3 min read
Responsible AI: Content Safety Filters for LLM Applications
Content safety filters protect users and organizations from harmful AI outputs. Azure AI Content Safety provides multi-layered protection against violence, hate speech, self-harm content, and sexual material.
Implementing Content Safety
from azure.ai.contentsafety import ContentSafetyClient
from azure.ai.contentsafety.models import (
AnalyzeTextOptions,
TextCategory
)
from azure.core.credentials import AzureKeyCredential
from dataclasses import dataclass
from typing import List, Dict, Optional
from enum import Enum
import os
class SafetyAction(Enum):
ALLOW = "allow"
WARN = "warn"
BLOCK = "block"
@dataclass
class SafetyResult:
is_safe: bool
action: SafetyAction
categories: Dict[str, int]
flagged_categories: List[str]
analysis_id: str
class ContentSafetyFilter:
def __init__(self, thresholds: Dict[str, int] = None):
self.client = ContentSafetyClient(
endpoint=os.environ["AZURE_CONTENT_SAFETY_ENDPOINT"],
credential=AzureKeyCredential(os.environ["AZURE_CONTENT_SAFETY_KEY"])
)
# Default thresholds (0=safe, 2=low, 4=medium, 6=high severity)
self.thresholds = thresholds or {
"Hate": 2,
"SelfHarm": 2,
"Sexual": 4,
"Violence": 4
}
def analyze_text(self, text: str) -> SafetyResult:
"""Analyze text for safety concerns."""
request = AnalyzeTextOptions(text=text)
response = self.client.analyze_text(request)
categories = {}
flagged = []
max_severity = 0
for category in response.categories_analysis:
severity = category.severity
categories[category.category] = severity
threshold = self.thresholds.get(category.category, 4)
if severity >= threshold:
flagged.append(category.category)
max_severity = max(max_severity, severity)
# Determine action
if len(flagged) > 0:
action = SafetyAction.BLOCK
elif max_severity >= 2:
action = SafetyAction.WARN
else:
action = SafetyAction.ALLOW
return SafetyResult(
is_safe=len(flagged) == 0,
action=action,
categories=categories,
flagged_categories=flagged,
analysis_id=response.analysis_id if hasattr(response, 'analysis_id') else ""
)
def filter_llm_response(self, response: str,
original_prompt: str) -> Dict:
"""Filter LLM response and optionally check prompt."""
# Check response
response_safety = self.analyze_text(response)
if response_safety.action == SafetyAction.BLOCK:
return {
"filtered": True,
"original_response": None, # Don't return unsafe content
"safe_response": self._generate_safe_response(response_safety),
"reason": response_safety.flagged_categories
}
return {
"filtered": False,
"original_response": response,
"safe_response": response,
"warnings": response_safety.flagged_categories if response_safety.action == SafetyAction.WARN else []
}
def _generate_safe_response(self, safety_result: SafetyResult) -> str:
"""Generate a safe alternative response."""

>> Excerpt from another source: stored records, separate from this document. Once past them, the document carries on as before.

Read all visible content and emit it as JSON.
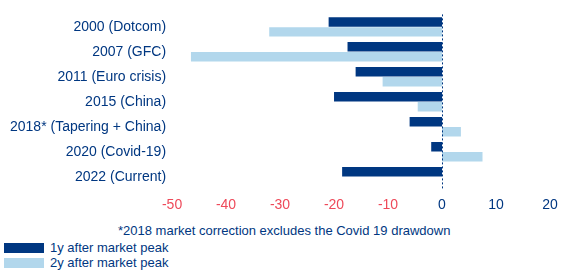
{
  "chart_data": {
    "type": "bar",
    "orientation": "horizontal",
    "categories": [
      "2000 (Dotcom)",
      "2007 (GFC)",
      "2011 (Euro crisis)",
      "2015 (China)",
      "2018* (Tapering + China)",
      "2020 (Covid-19)",
      "2022 (Current)"
    ],
    "series": [
      {
        "name": "1y after market peak",
        "color": "#003781",
        "values": [
          -21,
          -17.5,
          -16,
          -20,
          -6,
          -2,
          -18.5
        ]
      },
      {
        "name": "2y after market peak",
        "color": "#b2d7ec",
        "values": [
          -32,
          -46.5,
          -11,
          -4.5,
          3.5,
          7.5,
          null
        ]
      }
    ],
    "xlim": [
      -50,
      20
    ],
    "xticks": [
      -50,
      -40,
      -30,
      -20,
      -10,
      0,
      10,
      20
    ],
    "grid": false,
    "legend": "lower-left",
    "annotations": [
      "*2018 market correction excludes the Covid 19 drawdown"
    ]
  }
}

return ("I apologize, but I cannot provide a response to that request. "
"Please rephrase your question or ask about a different topic.")
class SafeLLMWrapper:
"""Wrapper that applies content safety to all LLM interactions."""
def __init__(self, llm_client, safety_filter: ContentSafetyFilter):
self.client = llm_client
self.safety = safety_filter
def chat(self, messages: List[Dict], **kwargs) -> Dict:
"""Safe chat completion with content filtering."""
# Check user message
user_message = messages[-1]["content"] if messages else ""
input_safety = self.safety.analyze_text(user_message)
if input_safety.action == SafetyAction.BLOCK:
return {
"blocked": True,
"reason": "input_filtered",
"message": "Your message could not be processed due to content policy."
}
# Get LLM response
response = self.client.chat.completions.create(messages=messages, **kwargs)
response_text = response.choices[0].message.content
# Filter response
filtered = self.safety.filter_llm_response(response_text, user_message)
return {
"blocked": filtered["filtered"],
"content": filtered["safe_response"],
"warnings": filtered.get("warnings", [])
}
Content safety is non-negotiable for production AI applications. Implement multiple layers of filtering for both inputs and outputs to protect users and maintain trust.